Brands including Acer, ASUS, and Nvidia listed on stage.

Huang: NVIDIA’s Made-in-America Ambition Hinges on Taiwanese Powerhouses Like TSMC

NVIDIA’s Made-in-America AI Chips Are Powered by a Global Team Effort Led by Taiwan’s Tech Giants

NVIDIA’s ambitious move to build its most advanced AI chips on U.S. soil is gaining momentum—and it’s not happening in isolation. While the company’s Blackwell generation represents a major leap in semiconductor design, the actual ability to manufacture these chips in America has been made possible by a tight network of Taiwanese partners and a tireless U.S. workforce.

Jensen Huang has been clear about it: this milestone rests on collaboration. In a recent interview, he credited companies like TSMC, Foxconn, Wistron, Amkor, and SPIL for helping bring the Blackwell platform from plan to production inside the United States. In under nine months, these partnerships enabled the ramp-up of what NVIDIA describes as the world’s most advanced AI chip—manufactured entirely in America, with Arizona as a key hub. The recognition also extends to the electricians, plumbers, mechanics, engineers, and construction teams who worked around the clock to get capacity online and into volume production.

The broader vision is equally compelling. If the U.S. is to become a global manufacturing center for next-generation computing, it needs not just fabs but a full ecosystem: advanced packaging, assembly, testing, and reliable supply chain logistics. That’s where Taiwan’s long-standing semiconductor leadership becomes indispensable.

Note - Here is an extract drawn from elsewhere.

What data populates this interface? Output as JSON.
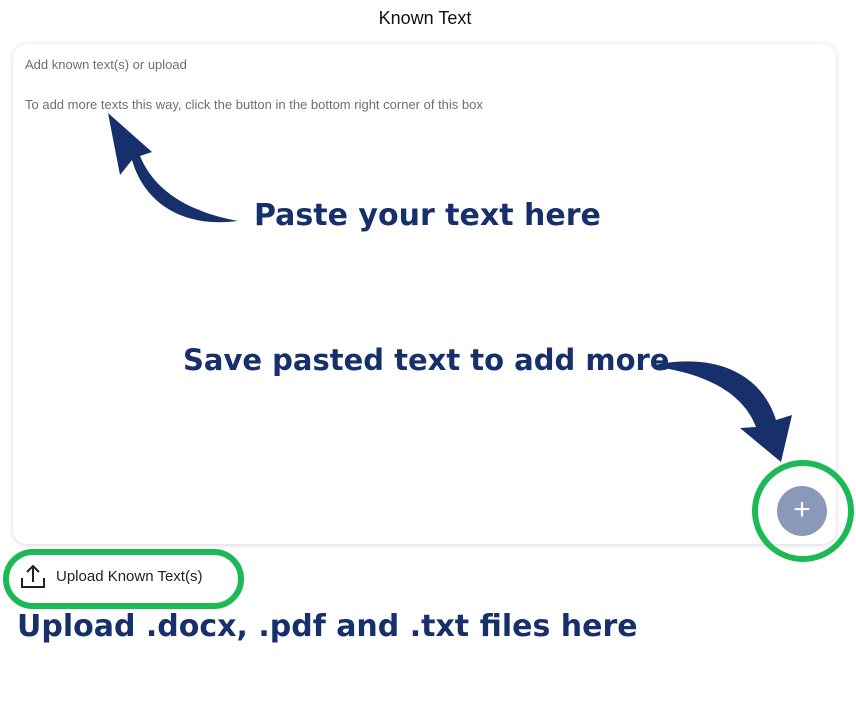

TSMC has been central to this shift. Its rapid expansion in Arizona is helping transform America’s chip landscape from aspiration to reality, enabling the fabrication of highly complex wafers used in cutting-edge AI accelerators. Just as important, other Taiwanese tech leaders have followed suit with significant commitments. Foxconn and Wistron have announced multi-billion-dollar investments to expand assembly and production lines in the U.S., while Amkor is building advanced packaging capacity—crucial infrastructure that has been a global bottleneck for high-performance AI chips. SPIL’s role in packaging and testing further strengthens the chain, bringing critical downstream processes closer to home.

This alliance-driven approach does more than accelerate production. It diversifies risk, improves supply chain resilience, and shortens time to market for data center hardware at a moment when demand for AI compute is skyrocketing. For enterprises scaling AI workloads, faster delivery of high-performance silicon means real competitive advantage. For the U.S., it means more high-value jobs, faster innovation cycles, and a stronger foundation for strategic technologies.

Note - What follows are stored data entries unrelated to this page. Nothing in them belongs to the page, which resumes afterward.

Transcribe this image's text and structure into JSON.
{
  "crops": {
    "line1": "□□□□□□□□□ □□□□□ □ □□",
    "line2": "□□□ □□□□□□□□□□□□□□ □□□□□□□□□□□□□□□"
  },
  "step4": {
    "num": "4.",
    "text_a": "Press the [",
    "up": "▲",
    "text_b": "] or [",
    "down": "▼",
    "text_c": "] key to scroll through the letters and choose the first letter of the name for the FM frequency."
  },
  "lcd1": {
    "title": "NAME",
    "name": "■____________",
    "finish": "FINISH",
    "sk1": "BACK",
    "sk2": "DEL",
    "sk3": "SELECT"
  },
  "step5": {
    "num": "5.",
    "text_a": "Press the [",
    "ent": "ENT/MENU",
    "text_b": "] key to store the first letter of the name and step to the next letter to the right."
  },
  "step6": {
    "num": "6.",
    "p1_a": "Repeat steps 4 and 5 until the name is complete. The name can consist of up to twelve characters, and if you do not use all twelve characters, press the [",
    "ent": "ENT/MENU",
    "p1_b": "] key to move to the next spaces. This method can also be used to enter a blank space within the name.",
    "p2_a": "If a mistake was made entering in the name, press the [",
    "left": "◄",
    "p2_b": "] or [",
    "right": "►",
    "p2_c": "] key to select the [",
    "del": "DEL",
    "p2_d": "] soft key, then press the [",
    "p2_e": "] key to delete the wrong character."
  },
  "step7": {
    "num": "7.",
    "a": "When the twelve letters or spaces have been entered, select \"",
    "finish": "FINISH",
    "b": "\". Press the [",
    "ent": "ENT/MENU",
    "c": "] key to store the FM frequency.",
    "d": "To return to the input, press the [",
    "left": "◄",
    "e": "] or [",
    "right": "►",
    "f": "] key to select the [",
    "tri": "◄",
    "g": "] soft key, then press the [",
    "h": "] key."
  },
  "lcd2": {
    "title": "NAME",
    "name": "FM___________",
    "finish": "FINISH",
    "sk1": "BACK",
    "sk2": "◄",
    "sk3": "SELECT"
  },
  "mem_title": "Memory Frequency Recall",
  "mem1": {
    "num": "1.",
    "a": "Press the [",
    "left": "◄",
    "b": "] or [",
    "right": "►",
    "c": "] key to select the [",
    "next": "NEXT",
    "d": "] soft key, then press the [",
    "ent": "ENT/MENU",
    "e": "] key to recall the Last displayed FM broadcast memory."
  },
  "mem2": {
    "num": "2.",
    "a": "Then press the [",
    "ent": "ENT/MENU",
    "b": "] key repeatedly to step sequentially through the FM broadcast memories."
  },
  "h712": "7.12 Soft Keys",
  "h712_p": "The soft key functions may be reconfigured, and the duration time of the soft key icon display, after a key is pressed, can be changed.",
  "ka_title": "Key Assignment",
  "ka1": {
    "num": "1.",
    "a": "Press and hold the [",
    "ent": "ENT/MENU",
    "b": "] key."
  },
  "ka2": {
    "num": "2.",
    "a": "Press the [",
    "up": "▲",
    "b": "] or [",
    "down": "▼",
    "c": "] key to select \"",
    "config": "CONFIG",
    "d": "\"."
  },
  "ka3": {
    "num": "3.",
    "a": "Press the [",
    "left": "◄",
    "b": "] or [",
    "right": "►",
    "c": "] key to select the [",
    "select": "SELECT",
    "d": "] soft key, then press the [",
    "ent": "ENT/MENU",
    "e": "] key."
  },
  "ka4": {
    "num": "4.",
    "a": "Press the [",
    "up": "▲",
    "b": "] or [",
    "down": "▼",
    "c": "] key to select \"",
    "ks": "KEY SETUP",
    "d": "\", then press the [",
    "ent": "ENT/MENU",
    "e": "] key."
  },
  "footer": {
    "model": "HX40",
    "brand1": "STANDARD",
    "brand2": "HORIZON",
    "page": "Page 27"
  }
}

The pace is striking. In less than a year, the combination of U.S. infrastructure and Taiwanese know-how has moved from groundwork to volume output on Blackwell-class chips—devices engineered for massive throughput, efficiency, and advanced AI workloads. Political leaders have taken notice, with public praise underscoring the national significance of rebuilding semiconductor manufacturing capacity at home.

What’s next is scaling. As more facilities come online and advanced packaging grows in lockstep with wafer production, the U.S. is positioned to capture a larger share of the AI hardware stack. Continued investment from TSMC, Foxconn, Wistron, Amkor, and SPIL suggests that the momentum won’t slow anytime soon. The strategy is clear: unite best-in-class design from NVIDIA with world-leading manufacturing expertise, and anchor it in a geographically resilient U.S. base.

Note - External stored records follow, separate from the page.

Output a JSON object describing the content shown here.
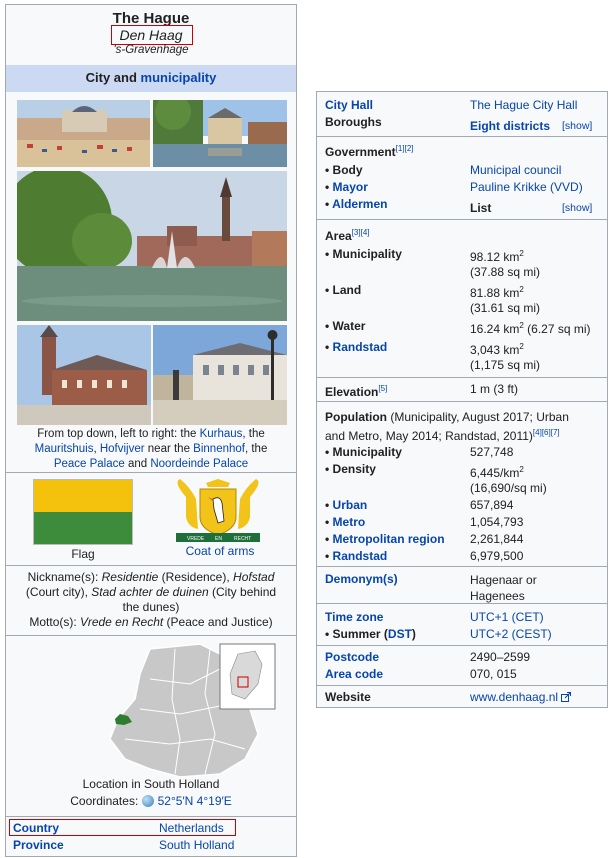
{
  "left": {
    "title": "The Hague",
    "native_name": "Den Haag",
    "other_name": "'s-Gravenhage",
    "header_plain": "City and ",
    "header_link": "municipality",
    "caption_parts": [
      "From top down, left to right: the ",
      "Kurhaus",
      ", the",
      "Mauritshuis",
      ", ",
      "Hofvijver",
      " near the ",
      "Binnenhof",
      ", the",
      "Peace Palace",
      " and ",
      "Noordeinde Palace"
    ],
    "flag_label": "Flag",
    "coat_label": "Coat of arms",
    "coat_scroll": [
      "VREDE",
      "EN",
      "RECHT"
    ],
    "nicknames": {
      "label": "Nickname(s): ",
      "n1": "Residentie",
      "n1_gloss": " (Residence), ",
      "n2": "Hofstad",
      "n2_gloss": "(Court city), ",
      "n3": "Stad achter de duinen",
      "n3_gloss": " (City behind",
      "n3_gloss2": "the dunes)"
    },
    "motto": {
      "label": "Motto(s): ",
      "value": "Vrede en Recht",
      "gloss": " (Peace and Justice)"
    },
    "map_caption": "Location in South Holland",
    "coordinates_label": "Coordinates: ",
    "coordinates_value": "52°5′N 4°19′E",
    "country_label": "Country",
    "country_value": "Netherlands",
    "province_label": "Province",
    "province_value": "South Holland"
  },
  "right": {
    "city_hall_label": "City Hall",
    "city_hall_value": "The Hague City Hall",
    "boroughs_label": "Boroughs",
    "boroughs_value": "Eight districts",
    "show": "[show]",
    "government_label": "Government",
    "government_refs": [
      "[1]",
      "[2]"
    ],
    "body_label": "Body",
    "body_value": "Municipal council",
    "mayor_label": "Mayor",
    "mayor_value": "Pauline Krikke (VVD)",
    "aldermen_label": "Aldermen",
    "aldermen_value": "List",
    "area_label": "Area",
    "area_refs": [
      "[3]",
      "[4]"
    ],
    "area_municipality_label": "Municipality",
    "area_municipality_value": "98.12 km",
    "area_municipality_sqmi": "(37.88 sq mi)",
    "land_label": "Land",
    "land_value": "81.88 km",
    "land_sqmi": "(31.61 sq mi)",
    "water_label": "Water",
    "water_value": "16.24 km",
    "water_sqmi": " (6.27 sq mi)",
    "randstad_area_label": "Randstad",
    "randstad_area_value": "3,043 km",
    "randstad_area_sqmi": "(1,175 sq mi)",
    "sup2": "2",
    "elevation_label": "Elevation",
    "elevation_ref": "[5]",
    "elevation_value": "1 m (3 ft)",
    "population_label": "Population",
    "population_note1": " (Municipality, August 2017; Urban",
    "population_note2": "and Metro, May 2014; Randstad, 2011)",
    "population_refs": [
      "[4]",
      "[6]",
      "[7]"
    ],
    "pop_municipality_label": "Municipality",
    "pop_municipality_value": "527,748",
    "density_label": "Density",
    "density_value": "6,445/km",
    "density_sqmi": "(16,690/sq mi)",
    "urban_label": "Urban",
    "urban_value": "657,894",
    "metro_label": "Metro",
    "metro_value": "1,054,793",
    "metro_region_label": "Metropolitan region",
    "metro_region_value": "2,261,844",
    "randstad_pop_label": "Randstad",
    "randstad_pop_value": "6,979,500",
    "demonym_label": "Demonym(s)",
    "demonym_value1": "Hagenaar or",
    "demonym_value2": "Hagenees",
    "timezone_label": "Time zone",
    "timezone_value": "UTC+1 (CET)",
    "summer_label": "Summer (",
    "summer_dst": "DST",
    "summer_close": ")",
    "summer_value": "UTC+2 (CEST)",
    "postcode_label": "Postcode",
    "postcode_value": "2490–2599",
    "areacode_label": "Area code",
    "areacode_value": "070, 015",
    "website_label": "Website",
    "website_value": "www.denhaag.nl"
  },
  "bullet": "•",
  "colors": {
    "link": "#0645ad",
    "header_bg": "#ccd9f3",
    "border": "#a2a9b1",
    "highlight": "#cc0000",
    "flag_yellow": "#f4c20d",
    "flag_green": "#3c8c3c"
  }
}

The takeaway is simple but powerful. “Made in USA” for AI chips isn’t just a label—it’s a model of global collaboration. Without the deep engagement of Taiwan’s semiconductor ecosystem, this rapid progress would have been far harder to achieve. Together, these partners are turning America into a critical node for next-generation AI manufacturing, with Blackwell leading the charge and an ever-growing supply chain ready to support what comes next.